Why do so many brilliant women lack a feeling of trust in themselves?

Culture shapes us. For generations, women have been taught to be silent, obedient, kind, and helpful. To take care of others. Girls are taught to be nice while boys are taught to be brave. Exploitive advertising attacks our self-confidence, leaving us feel like we aren’t good enough. Billions of dollars are made from our lack of confidence.

The biggest hit to our confidence isn’t culture though. It’s the way we limit ourselves, by the thoughts we have about ourselves. The lies we continue to believe about how we aren’t good (smart, thin, young, old, rich or anything!) enough to do what feels difficult and new so we wait until we feel perfect enough to put ourselves out there. Or until someone gives us their approval.

Richard Petty, professor of psychology at Ohio State University has studied confidence for years. He says, “Confidence is the stuff that turns thoughts into action.”

Taking action bolsters the belief in our capacity to succeed. Yet if we don’t act, then how will we ever build our confidence? Through trying, through success and even through failure, we build our confidence. So, it starts with trying. But trying at what? Where do we begin?

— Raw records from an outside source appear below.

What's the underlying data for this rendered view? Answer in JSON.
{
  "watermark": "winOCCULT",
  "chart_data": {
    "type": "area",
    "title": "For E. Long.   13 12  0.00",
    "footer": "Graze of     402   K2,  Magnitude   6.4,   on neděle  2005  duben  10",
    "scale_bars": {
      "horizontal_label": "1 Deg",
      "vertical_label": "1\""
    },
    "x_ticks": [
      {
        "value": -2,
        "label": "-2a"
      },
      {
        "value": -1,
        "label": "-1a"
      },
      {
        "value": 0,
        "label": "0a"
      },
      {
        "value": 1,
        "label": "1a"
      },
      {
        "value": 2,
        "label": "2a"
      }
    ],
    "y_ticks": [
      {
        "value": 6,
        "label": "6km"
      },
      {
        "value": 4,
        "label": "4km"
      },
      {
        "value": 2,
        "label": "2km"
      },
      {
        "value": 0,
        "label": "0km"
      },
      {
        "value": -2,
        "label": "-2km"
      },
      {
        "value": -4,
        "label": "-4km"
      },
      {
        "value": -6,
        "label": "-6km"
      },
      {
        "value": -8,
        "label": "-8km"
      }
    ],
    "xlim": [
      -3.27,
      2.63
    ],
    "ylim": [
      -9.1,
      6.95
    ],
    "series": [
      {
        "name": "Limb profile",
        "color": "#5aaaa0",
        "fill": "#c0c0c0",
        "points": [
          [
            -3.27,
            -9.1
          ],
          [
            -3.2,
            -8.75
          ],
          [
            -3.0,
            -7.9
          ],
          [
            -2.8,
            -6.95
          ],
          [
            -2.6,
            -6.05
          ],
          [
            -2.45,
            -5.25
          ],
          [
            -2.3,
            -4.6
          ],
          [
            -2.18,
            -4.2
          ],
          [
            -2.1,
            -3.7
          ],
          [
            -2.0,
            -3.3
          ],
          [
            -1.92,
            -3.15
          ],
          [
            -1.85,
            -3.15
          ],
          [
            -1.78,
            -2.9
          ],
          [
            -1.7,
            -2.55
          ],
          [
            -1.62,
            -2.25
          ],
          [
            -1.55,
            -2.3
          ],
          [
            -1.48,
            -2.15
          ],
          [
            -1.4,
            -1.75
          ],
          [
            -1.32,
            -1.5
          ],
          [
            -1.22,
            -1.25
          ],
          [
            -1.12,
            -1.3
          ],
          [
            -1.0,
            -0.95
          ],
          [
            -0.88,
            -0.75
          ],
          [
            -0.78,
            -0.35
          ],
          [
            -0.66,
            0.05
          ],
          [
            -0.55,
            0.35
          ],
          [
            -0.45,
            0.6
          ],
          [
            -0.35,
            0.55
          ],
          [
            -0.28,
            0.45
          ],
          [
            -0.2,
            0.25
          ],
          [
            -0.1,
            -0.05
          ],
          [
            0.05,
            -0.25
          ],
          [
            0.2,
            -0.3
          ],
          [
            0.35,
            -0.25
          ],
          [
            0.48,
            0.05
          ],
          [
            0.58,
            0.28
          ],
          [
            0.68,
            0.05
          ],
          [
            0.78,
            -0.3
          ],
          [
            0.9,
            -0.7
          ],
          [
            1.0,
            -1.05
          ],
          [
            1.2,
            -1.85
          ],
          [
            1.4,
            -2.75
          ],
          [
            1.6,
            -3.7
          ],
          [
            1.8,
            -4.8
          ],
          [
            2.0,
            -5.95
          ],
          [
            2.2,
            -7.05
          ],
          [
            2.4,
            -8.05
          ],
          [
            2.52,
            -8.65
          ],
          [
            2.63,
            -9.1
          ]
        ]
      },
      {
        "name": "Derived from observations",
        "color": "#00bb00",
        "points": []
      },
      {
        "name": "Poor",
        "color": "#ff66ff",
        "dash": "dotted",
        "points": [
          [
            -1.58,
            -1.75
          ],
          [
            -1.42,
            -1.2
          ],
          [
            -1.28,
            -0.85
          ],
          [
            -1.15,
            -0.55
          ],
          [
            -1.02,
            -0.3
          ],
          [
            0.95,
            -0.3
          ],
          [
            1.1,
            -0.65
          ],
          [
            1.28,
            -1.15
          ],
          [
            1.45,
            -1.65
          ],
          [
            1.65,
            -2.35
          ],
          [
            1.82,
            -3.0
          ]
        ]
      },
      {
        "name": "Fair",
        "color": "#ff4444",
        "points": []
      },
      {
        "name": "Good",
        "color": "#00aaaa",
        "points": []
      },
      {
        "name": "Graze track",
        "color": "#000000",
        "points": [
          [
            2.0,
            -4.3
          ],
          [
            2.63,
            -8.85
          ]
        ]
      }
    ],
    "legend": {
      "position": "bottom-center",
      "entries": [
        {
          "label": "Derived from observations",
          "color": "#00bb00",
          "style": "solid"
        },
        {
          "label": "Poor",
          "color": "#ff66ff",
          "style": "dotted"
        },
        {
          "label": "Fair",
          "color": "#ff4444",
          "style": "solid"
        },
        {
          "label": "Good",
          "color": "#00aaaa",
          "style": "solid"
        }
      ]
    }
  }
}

Start right where you are. Express your opinion. Stand up for what you need at home and at work. Make self-care a priority. Take the risk to try something new even if you don’t feel ready. Ask for help. Accept a compliment. Stop apologizing for who you are.

We build courage and confidence by stepping out of our comfort zone and doing what feels scary.

With the “Women’s Wave,” history was made this year with a record number of women running for office and a record 110 women winning seats in the House of Representatives. Women are working to end violence against women, stop sex-trafficking and gun violence, offering aid to refugees, fighting for peace, equality and diversity. Women are launching businesses and nonprofits. Women are raising their daughters to be brave and their sons to be sensitive. More women are earning college and graduate degrees than men. Our competence is obvious.

You have a vision for how the world could be. The wisdom and compassion of women are the answer to the world’s problems. The creativity of women is what we need. Your unique genius should be in the mix. Turn your ideas into action.

When we live our lives from the social construct of being “good,” holding back our creativity, we have put our true selves, the selves we were born to be, in a box, hidden away in the garage and collecting dust. We aren’t giving ourselves to the world the way we were meant to. Bringing our vulnerable selves out for the world to see, in all of our messy pain and honesty, is what will change our own world first. We need to do this for ourselves first and foremost.

Take a stand for your confidence.

Take a stand against the way the culture has conditioned you.

Take a stand against the way you are limiting yourself.